Step 1 — Train a dedicated semantically-preserved CoT compressor on mathematical data with fine-grained annotations to generate high-fidelity compressed CoT pairs at various compression ratios
Step 2 — Fine-tune the target LLM on these compressed pairs using mixed-ratio SFT, exposing it to a range of token budgets to build multi-ratio compression capability and a stable RL initialization
Step 3 — Apply Constrained and Hierarchical Ratio Policy Optimization (CHRPO) via reinforcement learning, using a hierarchical reward that explicitly incentivizes correct answers under lower token budgets to push extreme-ratio compression without accuracy collapse

System Components

Semantically-Preserved Compressor

A dedicated model trained with fine-grained CoT annotations to compress reasoning chains while retaining logical fidelity, generating reliable supervision data for the main LLM

Mixed-Ratio SFT

A supervised fine-tuning stage that trains the LLM on compressed CoT pairs across multiple compression ratios simultaneously, teaching budget-aware reasoning and stabilizing RL training

CHRPO (Constrained and Hierarchical Ratio Policy Optimization)

A reinforcement learning algorithm that uses a hierarchical reward signal to progressively incentivize accurate reasoning under lower token budgets, explicitly optimizing the trade-off between compression and correctness

Extra-CoT Framework

The end-to-end pipeline integrating the compressor, mixed-ratio SFT, and CHRPO to achieve extreme-ratio CoT compression with minimal accuracy loss

Results

Benchmark / Model	Baseline (SOTA Compression)	Extra-CoT	Delta
MATH-500 / Qwen3-1.7B Accuracy	~SOTA (lower)	+0.6% improvement	+0.6% accuracy
MATH-500 / Qwen3-1.7B Token Usage	Baseline token count	~27% of baseline	-73% tokens
Mathematical Reasoning Benchmarks (3 total)	SOTA compression methods	Superior on all three	Consistent improvement

Key Takeaways

Practitioners can deploy reasoning LLMs at dramatically lower inference costs (>73% fewer tokens) without sacrificing accuracy by using a pipeline that combines a dedicated compressor, multi-ratio SFT, and constrained RL — offering a practical path to efficient on-device or API-cost-sensitive deployments
The two-stage training strategy (SFT warm-up followed by RL fine-tuning) is key to stability at extreme compression ratios; skipping the mixed-ratio SFT initialization risks RL instability and accuracy collapse
Fine-grained supervision from a dedicated semantic compressor is critical — using off-the-shelf summarization or naive truncation as supervision degrades logical fidelity, highlighting the importance of quality compressed training data generation

Abstract

Chain-of-Thought (CoT) reasoning successfully enhances the reasoning capabilities of Large Language Models (LLMs), yet it incurs substantial computational overhead for inference.
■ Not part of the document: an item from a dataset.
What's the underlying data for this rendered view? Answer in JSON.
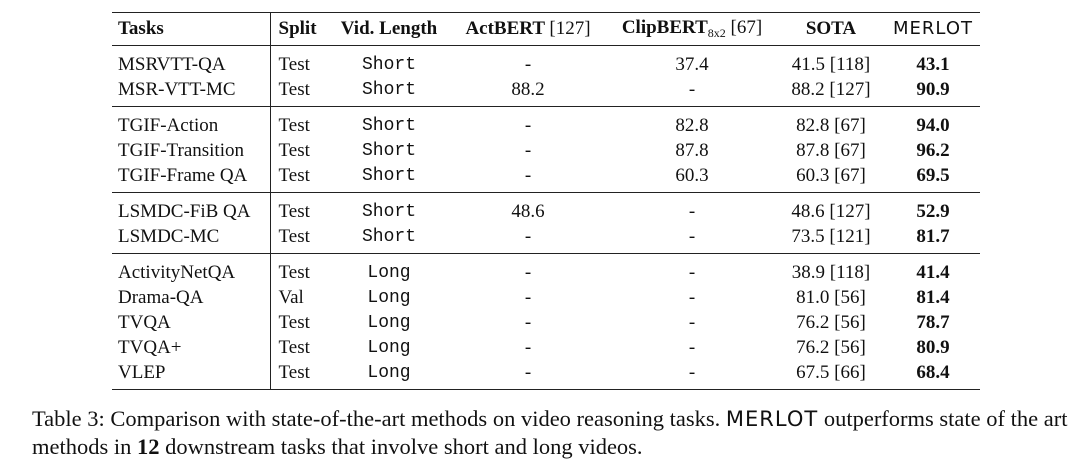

Existing CoT compression methods often suffer from a critical loss of logical fidelity at high compression ratios, resulting in significant performance degradation. To achieve high-fidelity, fast reasoning, we propose a novel EXTreme-RAtio Chain-of-Thought Compression framework, termed Extra-CoT, which aggressively reduces the token budget while preserving answer accuracy. To generate reliable, high-fidelity supervision, we first train a dedicated semantically-preserved compressor on mathematical CoT data with fine-grained annotations. An LLM is then fine-tuned on these compressed pairs via a mixed-ratio supervised fine-tuning (SFT), teaching it to follow a spectrum of compression budgets and providing a stable initialization for reinforcement learning (RL). We further propose Constrained and Hierarchical Ratio Policy Optimization (CHRPO) to explicitly incentivize question-solving ability under lower budgets by a hierarchical reward. Experiments on three mathematical reasoning benchmarks show the superiority of Extra-CoT. For example, on MATH-500 using Qwen3-1.7B, Extra-CoT achieves over 73\% token reduction with an accuracy improvement of 0.6\%, significantly outperforming state-of-the-art (SOTA) methods.